Belarus: Second day of Ales Bialiatski trial
The trial of Ales Bialiatski, Head of the Viasna Human Rights Centre and Vice-Director of the International Federation for Human Rights on charges of tax evasion continued at the Moskovsky District Court in Minsk. The presiding judge is Sergei Bondarenko.
The lawyer’s application for the Viasna Human Rights Centre’s charter to be added to the case material was granted. The defence also showed material indicating the organization’s activities, which were also added to the case. A book in Swedish was also presented to the court, this containing an article by Bialiatski. The fee for this was transferred to his bank account and is mentioned in the bank papers. At the defence’s request, the book “Building Bridges…” (Vilnius, 2010 which Viasna published, together with a manual for organizing human rights schools, were added. Ales Bialiatski had explained on Wednesday that money from the bank accounts had gone to pay for publication of these books.
The first prosecution witness was Leanid Chauko, Deputy Chairman of the humanitarian activities department of the Presidential Administration. Then Anzhalika Sobaleva, from the tax inspectorate of the Pershamaiski District of Minsk was questioned. She said that she had Bialiatski as a taxpayer since 2008, and claimed that she was not aware of the testimony given by others. The defence asked why her answers were identical to those given by her boss, with even the same grammatical mistakes.
Bialiatski asked her about the words in foreign languages in the bank document graphs. She said that she could see where the money came from but could not read them correctly. She assumed them to be the names of banks.
The head of the board of the SWIFT international payment system of the National Bank of Belarus was questioned, then another person from the tax inspectorate.
Human rights defender Barys Zvoskau was questioned next. He was asked whether he had any bank accounts abroad. He said no, and that he didn’t remember if Bialiatski had transferred any money for him. He denied that 8 thousand EUR had been transferred to him and said the information was fabrication.
Andrei Paluda from Bialynichy, who testified in Belarusian, answered most questions by citing his right to not testify against himself, but did say that he had received money from Bialiatski for human rights activities. He stressed that neither he nor Bialiatski had had any profit from the money.
The following is from the English site:
Human rights defender Tatsiana Raviaka says she has known Ales Bialiatski for 20 years and worked with him in Maksim Bahdanovich museum and at the Human Rights Center “Viasna”, has friendly relations with him.
She states that she didn’t receive any money in “Viasna”, but received financial means for human rights activities from Bialiatski.

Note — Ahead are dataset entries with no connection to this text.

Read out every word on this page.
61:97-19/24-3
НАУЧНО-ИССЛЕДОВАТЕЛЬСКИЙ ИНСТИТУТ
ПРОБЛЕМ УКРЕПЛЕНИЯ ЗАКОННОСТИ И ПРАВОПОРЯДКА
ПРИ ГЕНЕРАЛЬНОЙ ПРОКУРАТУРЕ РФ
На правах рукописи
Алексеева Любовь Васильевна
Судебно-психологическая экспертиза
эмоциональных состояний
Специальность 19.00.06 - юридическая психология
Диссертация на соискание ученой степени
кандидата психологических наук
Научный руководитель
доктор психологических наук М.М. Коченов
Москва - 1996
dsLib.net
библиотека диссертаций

She refuses to tell the sums and to speak about foreign bank accounts. The prosecutor shows her a print-out with her surname. “The spelling of the surname differs from the spelling in my passport. Maybe it’s someone else?” assumes Tatsiana.
The questioning of Viktar Sazonau from Hrodna begins. The human rights defender also refers to Article 27 of the Constitution which gives the right not to testify against oneself. Sazonau says he didn’t receive any reward for his work in “Viasna”, just money for human rights activities. “Neither Bialiatski, nor I received any profit from this money”, says Mr. Sazonau.
Witness Aliaksei Kolchyn, an entrepreneur from Mahiliou, a member of the Mahiliou Human Rights Center, is interrogated. He refuses to tell anything about foreign accounts, financial transfers and journeys abroad with Ales Bialitski. The prosecutor shows him Xerox copies of receipts signed by Kolchyn. The latter refuses to explain anything, referring to Article 27 of the Constitution. Bialiatski’s counsel declares a protest, saying that the way the receipts were acquired is unknown.
The following witness is Bialiatski’s wife, Natallia Pinchuk. She refuses to testify referring to her right not to do it.
Alena Laptsionak is interrogated. At first the police refused to let her in the court hall, as she was wearing a T-shirt with the inscription “Freedom to Bialiatski!” Alena has known Bialiatski since 1987. “We have engaged in human rights activities together, ” said Alena. At the end of her testimony she took of her blouse, under which there was the T-shirt. The public met this performance with applause.
The judge decided to postpone the consideration of the documents which were requested from the border control committee and the tax inspection on solicitation of the defense.